Jokes sometimes find their way into academic papers. “One place where we often see humour is in titles, but there’s a very small amount of literature about whether this is a good idea,” says lead author Stephen Heard, an evolutionary ecologist at the University of New Brunswick in Fredericton, Canada.
To investigate whether having a funny title could boost a paper’s readership and citations, Heard and his colleagues asked volunteers to score the titles of 2,439 papers published in 2000 and 2001 in 9 ecology and evolution journals according to how amusing they were. The scorers assessed humour on a seven-point scale, from zero (for ‘completely serious’ titles) to six (‘extremely funny’). The researchers then looked for a link between papers’ humour scores and the number of citations they had received, including self-citations by their own authors.
Papers with funny titles were cited slightly less often than their more serious counterparts. However, papers with more amusing titles also tended to have fewer self-citations, which led Heard’s team to speculate that scientists might give funnier titles to less important papers. “Our assumption is that authors who don’t cite their own papers subsequently are pretty much revealing that they don’t think that those are their most important papers,” Heard says.
After controlling for self-citations as a measure of a paper’s importance, the researchers found that articles with funny titles are in fact cited more than those with serious titles (see ‘Amusing articles’). For example, papers with titles that got a humour score of six had nearly twice as many citations on average as those whose titles got a humour score of four.
Some researchers question the study’s conclusions, pointing out that self-citations might not be a good proxy for a paper’s importance. Self-referencing might help authors to boost the impact of papers that would otherwise garner only a few citations, says Michael Schreiber, a theoretical physicist who also researches bibliometrics at Chemnitz University of Technology in Germany. “That would mean that unimportant papers get more self-citations,” he says.
There are many reasons for authors to cite their own work, says Stefanie Haustein, who studies scholarly communication and bibliometrics at the University of Ottawa. Often, they cite all of their own work on a particular topic, she adds, not just the most important papers. And because funders and universities typically use citations to measure impact, scientists might also reference their own work to increase their citation rate.

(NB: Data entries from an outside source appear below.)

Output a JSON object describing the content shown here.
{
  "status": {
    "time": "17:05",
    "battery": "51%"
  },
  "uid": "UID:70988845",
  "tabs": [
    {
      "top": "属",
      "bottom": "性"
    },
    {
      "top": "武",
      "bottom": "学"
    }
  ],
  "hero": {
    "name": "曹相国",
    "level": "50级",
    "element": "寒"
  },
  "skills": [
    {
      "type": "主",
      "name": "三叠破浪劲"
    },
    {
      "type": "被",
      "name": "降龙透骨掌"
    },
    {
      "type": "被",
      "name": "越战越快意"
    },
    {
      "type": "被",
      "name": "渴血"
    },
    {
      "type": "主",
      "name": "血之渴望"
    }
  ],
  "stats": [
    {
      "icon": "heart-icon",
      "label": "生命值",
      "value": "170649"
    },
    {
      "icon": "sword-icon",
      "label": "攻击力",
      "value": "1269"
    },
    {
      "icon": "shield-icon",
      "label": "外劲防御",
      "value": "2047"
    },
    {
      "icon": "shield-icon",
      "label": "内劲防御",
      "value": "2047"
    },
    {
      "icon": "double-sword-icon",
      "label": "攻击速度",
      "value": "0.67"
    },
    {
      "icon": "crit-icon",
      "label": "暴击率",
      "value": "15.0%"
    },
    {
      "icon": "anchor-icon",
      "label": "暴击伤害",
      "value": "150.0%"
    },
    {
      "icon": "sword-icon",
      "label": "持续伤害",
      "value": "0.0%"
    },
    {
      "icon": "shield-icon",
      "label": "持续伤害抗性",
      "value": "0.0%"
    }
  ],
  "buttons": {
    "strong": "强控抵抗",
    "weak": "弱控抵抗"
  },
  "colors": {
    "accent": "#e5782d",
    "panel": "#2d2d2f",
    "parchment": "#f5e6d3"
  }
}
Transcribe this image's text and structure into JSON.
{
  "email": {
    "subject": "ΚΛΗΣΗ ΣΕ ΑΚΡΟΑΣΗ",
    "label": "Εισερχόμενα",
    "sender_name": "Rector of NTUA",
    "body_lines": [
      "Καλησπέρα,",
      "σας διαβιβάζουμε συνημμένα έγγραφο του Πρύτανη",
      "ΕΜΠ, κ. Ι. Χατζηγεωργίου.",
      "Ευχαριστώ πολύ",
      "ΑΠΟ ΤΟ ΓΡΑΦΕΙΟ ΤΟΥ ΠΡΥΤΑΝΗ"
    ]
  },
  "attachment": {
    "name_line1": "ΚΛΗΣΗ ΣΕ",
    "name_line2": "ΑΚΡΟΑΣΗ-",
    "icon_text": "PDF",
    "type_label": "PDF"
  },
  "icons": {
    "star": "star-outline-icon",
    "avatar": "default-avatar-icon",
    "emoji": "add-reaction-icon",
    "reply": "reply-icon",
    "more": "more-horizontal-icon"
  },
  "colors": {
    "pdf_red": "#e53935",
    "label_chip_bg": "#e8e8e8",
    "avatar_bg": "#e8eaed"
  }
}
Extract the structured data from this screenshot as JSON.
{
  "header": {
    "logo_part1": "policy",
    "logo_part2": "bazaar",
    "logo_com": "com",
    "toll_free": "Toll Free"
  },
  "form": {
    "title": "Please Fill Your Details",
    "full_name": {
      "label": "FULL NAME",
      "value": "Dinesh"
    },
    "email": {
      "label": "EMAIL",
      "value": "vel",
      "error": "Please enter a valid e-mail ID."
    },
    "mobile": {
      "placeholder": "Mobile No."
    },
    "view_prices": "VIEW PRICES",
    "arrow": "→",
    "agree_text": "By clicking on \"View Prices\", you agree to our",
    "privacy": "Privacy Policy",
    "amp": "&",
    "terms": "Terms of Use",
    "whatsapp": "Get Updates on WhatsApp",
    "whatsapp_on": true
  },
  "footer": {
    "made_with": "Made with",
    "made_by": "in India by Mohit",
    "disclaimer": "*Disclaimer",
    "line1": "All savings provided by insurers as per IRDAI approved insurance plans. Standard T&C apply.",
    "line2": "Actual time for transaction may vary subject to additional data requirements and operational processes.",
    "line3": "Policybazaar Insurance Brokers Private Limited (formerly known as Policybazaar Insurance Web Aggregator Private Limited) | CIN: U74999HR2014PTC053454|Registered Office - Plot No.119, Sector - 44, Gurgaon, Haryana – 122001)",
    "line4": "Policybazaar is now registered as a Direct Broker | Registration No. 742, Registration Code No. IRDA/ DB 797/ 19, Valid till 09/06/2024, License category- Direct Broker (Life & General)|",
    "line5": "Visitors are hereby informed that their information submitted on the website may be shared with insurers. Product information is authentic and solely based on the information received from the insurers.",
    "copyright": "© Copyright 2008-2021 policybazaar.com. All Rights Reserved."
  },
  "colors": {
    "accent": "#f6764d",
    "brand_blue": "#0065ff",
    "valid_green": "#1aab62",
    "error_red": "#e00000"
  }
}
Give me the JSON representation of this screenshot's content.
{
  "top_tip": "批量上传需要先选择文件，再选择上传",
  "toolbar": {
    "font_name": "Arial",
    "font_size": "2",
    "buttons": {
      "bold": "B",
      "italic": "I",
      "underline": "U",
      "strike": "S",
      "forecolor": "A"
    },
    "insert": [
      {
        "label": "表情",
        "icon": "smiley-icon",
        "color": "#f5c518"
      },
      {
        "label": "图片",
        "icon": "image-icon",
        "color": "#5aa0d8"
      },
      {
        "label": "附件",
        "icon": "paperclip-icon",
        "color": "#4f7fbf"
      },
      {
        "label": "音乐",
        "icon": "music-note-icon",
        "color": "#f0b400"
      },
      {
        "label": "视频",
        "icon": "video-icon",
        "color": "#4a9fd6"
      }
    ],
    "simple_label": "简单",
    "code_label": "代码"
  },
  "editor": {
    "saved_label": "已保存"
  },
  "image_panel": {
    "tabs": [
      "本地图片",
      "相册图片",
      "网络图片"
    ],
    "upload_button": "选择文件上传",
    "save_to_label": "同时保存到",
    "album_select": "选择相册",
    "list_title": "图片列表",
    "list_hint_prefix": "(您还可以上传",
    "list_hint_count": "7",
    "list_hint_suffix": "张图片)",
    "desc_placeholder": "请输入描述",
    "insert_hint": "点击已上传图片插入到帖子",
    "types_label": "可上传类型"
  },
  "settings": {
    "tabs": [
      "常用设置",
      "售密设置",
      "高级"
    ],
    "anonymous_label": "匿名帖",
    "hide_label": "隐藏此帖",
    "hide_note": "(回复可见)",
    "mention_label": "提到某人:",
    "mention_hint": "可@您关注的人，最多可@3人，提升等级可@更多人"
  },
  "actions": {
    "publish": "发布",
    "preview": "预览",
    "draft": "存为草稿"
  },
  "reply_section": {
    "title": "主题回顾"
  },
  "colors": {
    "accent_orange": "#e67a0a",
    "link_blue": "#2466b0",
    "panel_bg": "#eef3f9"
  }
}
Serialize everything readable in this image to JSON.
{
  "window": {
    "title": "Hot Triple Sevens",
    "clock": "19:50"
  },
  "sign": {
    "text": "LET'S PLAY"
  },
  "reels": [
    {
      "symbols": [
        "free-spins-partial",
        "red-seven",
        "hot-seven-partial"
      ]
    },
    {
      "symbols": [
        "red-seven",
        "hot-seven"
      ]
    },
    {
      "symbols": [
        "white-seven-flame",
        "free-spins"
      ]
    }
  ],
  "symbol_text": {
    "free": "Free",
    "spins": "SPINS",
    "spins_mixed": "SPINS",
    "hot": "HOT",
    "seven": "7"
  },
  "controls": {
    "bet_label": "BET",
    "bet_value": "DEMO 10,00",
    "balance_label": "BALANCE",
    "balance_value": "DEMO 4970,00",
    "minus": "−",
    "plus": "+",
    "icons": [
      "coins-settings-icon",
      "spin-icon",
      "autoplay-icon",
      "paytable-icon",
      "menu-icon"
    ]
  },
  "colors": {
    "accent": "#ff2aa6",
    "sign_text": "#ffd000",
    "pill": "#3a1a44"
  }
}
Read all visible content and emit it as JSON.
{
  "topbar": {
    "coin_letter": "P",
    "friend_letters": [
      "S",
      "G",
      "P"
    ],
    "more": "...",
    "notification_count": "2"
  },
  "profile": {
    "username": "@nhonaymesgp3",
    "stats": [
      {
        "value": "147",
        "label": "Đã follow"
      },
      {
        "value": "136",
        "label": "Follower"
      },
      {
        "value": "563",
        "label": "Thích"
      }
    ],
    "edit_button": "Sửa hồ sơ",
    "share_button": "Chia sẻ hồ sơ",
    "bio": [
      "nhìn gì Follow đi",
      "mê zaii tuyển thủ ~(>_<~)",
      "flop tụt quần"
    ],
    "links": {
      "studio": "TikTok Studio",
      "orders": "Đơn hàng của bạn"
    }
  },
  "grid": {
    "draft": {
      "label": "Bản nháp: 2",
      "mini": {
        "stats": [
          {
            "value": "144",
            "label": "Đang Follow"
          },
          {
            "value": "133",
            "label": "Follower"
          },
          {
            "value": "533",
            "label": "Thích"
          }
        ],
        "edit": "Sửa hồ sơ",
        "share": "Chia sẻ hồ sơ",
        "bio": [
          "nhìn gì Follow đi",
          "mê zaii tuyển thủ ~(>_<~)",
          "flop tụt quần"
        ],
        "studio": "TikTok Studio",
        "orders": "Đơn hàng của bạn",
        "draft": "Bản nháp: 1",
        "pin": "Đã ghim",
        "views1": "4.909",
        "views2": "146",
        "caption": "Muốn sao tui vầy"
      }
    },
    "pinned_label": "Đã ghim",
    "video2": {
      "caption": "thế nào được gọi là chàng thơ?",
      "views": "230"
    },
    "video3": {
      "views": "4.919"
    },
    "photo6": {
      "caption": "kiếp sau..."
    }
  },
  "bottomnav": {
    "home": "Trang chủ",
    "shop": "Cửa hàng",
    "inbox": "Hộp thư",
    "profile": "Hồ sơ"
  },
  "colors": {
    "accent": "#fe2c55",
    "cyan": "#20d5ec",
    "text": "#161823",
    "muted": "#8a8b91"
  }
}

Asking a group of assessors to rate the relevance of a scholarly article would be a better way to estimate its importance, says Vincent Traag, a computational social scientist at Leiden University in the Netherlands.
Haustein adds that a good way to measure whether funny paper titles attract more readers is to look at usage indicators such as paper views and downloads. Haustein’s work2 has shown that funny articles are widely shared on social media, but found little correlation between the attention that papers receive on Twitter and their citation counts. Having an amusing title might not influence whether a paper gets cited, “but it’s interesting to look at how researchers, or even the public, interact with scientific writing”, Haustein says. “I find the idea of [Heard’s] study really great.”